Electric vehicles are close to the “tipping point” of rapid mass adoption thanks to the plummeting cost of batteries, experts say.
Global sales rose 43% in 2020, but even faster growth is anticipated when continuing falls in battery prices bring the price of electric cars dipping below that of equivalent petrol and diesel models, even without subsidies. The latest analyses forecast that to happen some time between 2023 and 2025.
The tipping point has already been passed in Norway, where tax breaks mean electric cars are cheaper. The market share of battery-powered cars soared to 54% in 2020 in the Nordic country, compared with less than 5% in most European nations.
Transport is a major source of carbon emissions and electric cars are vital in efforts to fight the climate crisis. But, while they are already cheaper to run, their higher purchase price is a barrier to mass uptake. The other key factor is “range anxiety”, but this week the first factory production began of batteries capable of giving a 200-mile charge in five minutes.
Government grants and tax breaks have cut the cost of electric cars in some countries, but the point when they become cheaper without subsidies is key, said James Frith, the head of energy storage at BloombergNEF: “That’s definitely an inflection point. [Then] we really see the adoption of electric vehicles taking off and real market penetration.” In 2020, 4.2% of new cars were electric.
Prof Tim Lenton, at the University of Exeter, said: “There’s been a tipping point in one country, Norway, and that’s thanks to some clever and progressive tax incentives. Then consumers voted with their wallets.”
Data from Lenton’s latest study showed that in 2019, electric vehicles in Norway were 0.3% cheaper and had 48% market share. In the UK, where electric cars were 1.3% more expensive, market share was just 1.6%. Once the line of price parity was crossed, Lenton said, “bang – sales go up. We were really struck by how non-linear the effect seems to be”.
BloombergNEF’s analysis predicts lithium-ion battery costs will fall to the extent that electric cars will match the price of petrol and diesel cars by 2023, while Lenton suggests 2024-2025. McKinsey’s Global Energy Perspective 2021, published on 15 January, forecasts that “electric vehicles are likely to become the most economic choice in the next five years in many parts of the world”.
A poll of 3,000 UK drivers by the RAC, published on Thursday, shows the importance of prices, with 78% of motorists saying pure electric cars are still too expensive compared with conventional vehicles of a similar size and just 9% saying their next car would be electric. “The single biggest barrier to a driver choosing an electric car has to be cost,” said Rod Dennis of the RAC.
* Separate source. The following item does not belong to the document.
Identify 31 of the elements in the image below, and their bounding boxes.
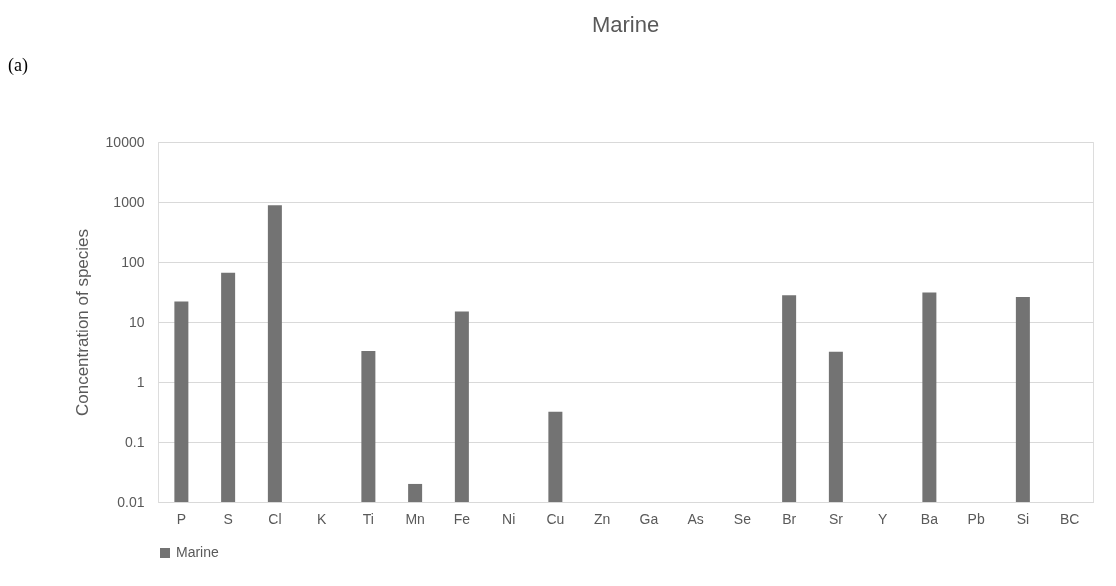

The fall in battery prices in the past decade has been dramatic and much faster than most people predicted, Frith said. In 2010, even a small-car battery of 30kWh would have cost $30,000, far more than the total price of an equivalent fossil-fuelled car. Today, BloombegNEFs research shows the battery pack costs $4,100, thanks to a scale-up in production and cuts in material costs, such as reducing the amount of expensive cobalt required.
Battery packs passed the milestone of $100/kWh in 2020 for buses in China, said Frith. But he expected further manufacturing improvements to mean this would be the average price for all vehicles in 2023, making a small-car battery cost $3,000 and electric cars the same price as their conventional counterparts.
Electric cars are quieter and have faster acceleration, and rapid mass adoption will also be increased by the fact that, once motorists have one, they will not want to return to a petrol or diesel vehicle. In a recent poll of 2,000 electric car owners, 91% said they would not want to go back.
“The poll shows the strong and enduring impact of switching to a clean car. The evidence in favour of electric vehicles grows more compelling with each one of our surveys, even in a year as disruptive as 2020, “ said Melanie Shufflebotham, at Zap-Map, which maps charging points.
One automotive trend is moving the other direction – the rising sales of petrol-guzzling SUVs. The International Energy Agency reported earlier in January that in 2020, despite Covid-19 lockdowns cutting global emissions, pollution from SUVs increased. Furthermore, over the past decade, SUVs were the only area among all energy-related emissions that increased in high-income nations.
However, battery prices are expected to continue to plunge, suggesting even power-hungry SUVs will be going electric before long. New lithium-ion technologies being developed are creating cheaper, more energy-dense batteries, that could start being introduced mid-decade.
An even more advanced technology, solid state batteries, could enter the mass market by 2030 if new manufacturing methods can be mastered, Frith said. BloombergNEF forecasts average prices of about $60/kWh at the end of the decade.
“It is an incredibly exciting time,” Frith said. “We see so much innovation coming from all areas, whether industry or research, and so much money being poured in by governments and everyone, that it seems like there will be a lot of changes to come and it’ll just get more exciting.”